Après quoi, j’ai uni le triangle formé par les mots Cagle, Snow et restes de Lancaster au crâne retrouvé à la ferme. Ferme où des ossements d’ours et des plumes d’oiseau avaient également été découverts. Je les ai donc ajoutés à mon diagramme et entourés d’un rond. J’ai tracé une ligne allant du diagramme à J. J. Wyatt, ainsi qu’une autre aboutissant au groupe Brian Aiker et Charlotte Grant Cobb.
Terminé. J’ai regardé mon œuvre : une toile d’araignée avec des noms éparpillés ici ou là.
Est-ce que je n’étais pas en train de relier des choses qui n’avaient rien à voir entre elles ? Des personnes et des lieux qui n’étaient pas assortis ? Plus je réfléchissais, plus je m’énervais de me trouver face à tant de lacunes.
Retour à l’ordinateur.
Les victimes potentielles. Brian Aiker. Tombé dans un lac et mort noyé. Ni le crâne de la fosse d’aisances ni le squelette de Lancaster n’étaient les siens.
J’étais sur le point de le barrer de cette catégorie quand une pensée m’a retenue. Pourquoi Aiker avait-il été retrouvé sur le siège arrière ?
La question n’étant pas insoluble, je suis partie à la recherche de la réponse.
Larabee s’était installé dans la salle qui pue. À peine entrée, j’ai compris pourquoi : l’odeur du corps était pestilentielle.
Aiker avait la peau d’un marron vert olive que l’exposition à l’air n’embellissait pas. La plus grande partie de ses chairs avait l’aspect de la cire à embaumer.

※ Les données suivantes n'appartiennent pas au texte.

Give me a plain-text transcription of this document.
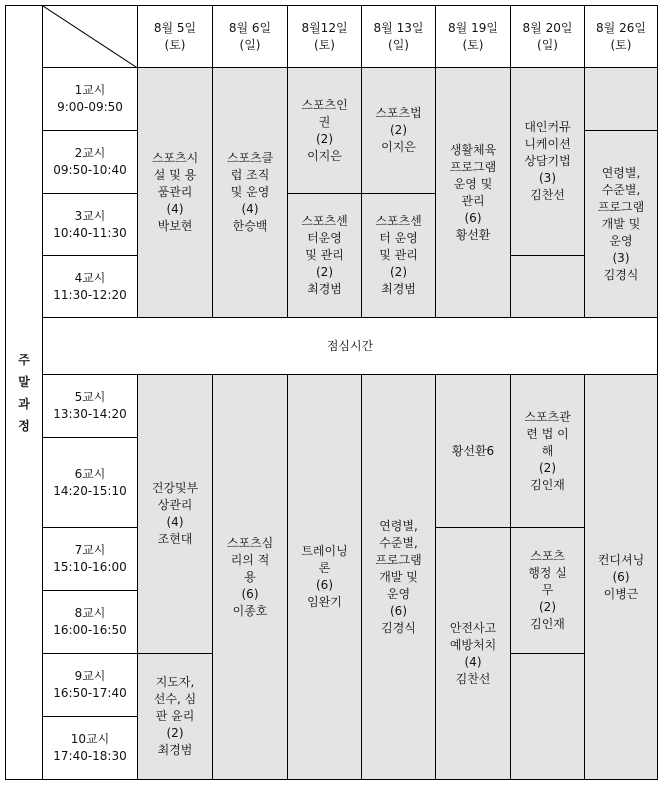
주
말
과
정
8월 5일
(토)
8월 6일
(일)
8월12일
(토)
8월 13일
(일)
8월 19일
(토)
8월 20일
(일)
8월 26일
(토)
1교시
9:00-09:50
2교시
09:50-10:40
3교시
10:40-11:30
4교시
11:30-12:20
스포츠시
설 및 용
품관리
(4)
박보현
스포츠클
럽 조직
및 운영
(4)
한승백
스포츠인
권
(2)
이지은
스포츠센
터운영
및 관리
(2)
최경범
스포츠법
(2)
이지은
스포츠센
터 운영
및 관리
(2)
최경범
생활체육
프로그램
운영 및
관리
(6)
황선환
대인커뮤
니케이션
상담기법
(3)
김찬선
연령별,
수준별,
프로그램
개발 및
운영
(3)
김경식
점심시간
5교시
13:30-14:20
6교시
14:20-15:10
7교시
15:10-16:00
8교시
16:00-16:50
9교시
16:50-17:40
10교시
17:40-18:30
건강및부
상관리
(4)
조현대
지도자,
선수, 심
판 윤리
(2)
최경범
스포츠심
리의 적
용
(6)
이종호
트레이닝
론
(6)
임완기
연령별,
수준별,
프로그램
개발 및
운영
(6)
김경식
황선환6
안전사고
예방처치
(4)
김찬선
스포츠관
련 법 이
해
(2)
김인재
스포츠
행정 실
무
(2)
김인재
컨디셔닝
(6)
이병근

Ce qui restait de ses poumons était découpé en tranches et réparti sur une planche en liège au pied de la table d’autopsie. D’autres organes en décomposition reposaient sur le plateau d’une balance.
— Ça va comme vous voulez ? ai-je demandé entre deux inspirations.
— Vaste formation d’adipocire : poumons effondrés et pourris. Liquide putréfié dans les voies respiratoires.
Larabee avait l’air aussi frustré que moi.
— On dirait que les alvéoles qui contenaient de l’air se sont dilués, mais c’est peut-être un effet dû aux bulles d’air.
J’ai attendu qu’il finisse d’exprimer le contenu de l’estomac dans une fiole et qu’il la remette à Jœ Hawkins pour m’enquérir :
— Noyade accidentelle ?
— Pour l’heure, rien ne me permet d’en douter. Les ongles sont cassés, les mains portent des traces qui ressemblent à des écorchures. Le malheureux a dû essayer de briser un carreau.
— Est-ce qu’il existe un moyen de savoir en toute certitude si la mort est due à la noyade ?
— Pas facile après cinq ans dans le bouillon. Je suppose que je pourrais faire une recherche de diatomées.
— C’est quoi ?
— Les micro-organismes qu’on trouve dans le plancton et les sédiments, en eau douce comme dans la mer. Ces petites bêtes traînent dans le coin depuis le Big Bang ou presque. Elles sont des milliards. Certains sols ne sont même constitués que de ça. Vous n’avez jamais entendu parler de la terre de diatomée ?
— Ce n’est pas ce charbon actif que ma sœur utilise pour filtrer sa piscine ?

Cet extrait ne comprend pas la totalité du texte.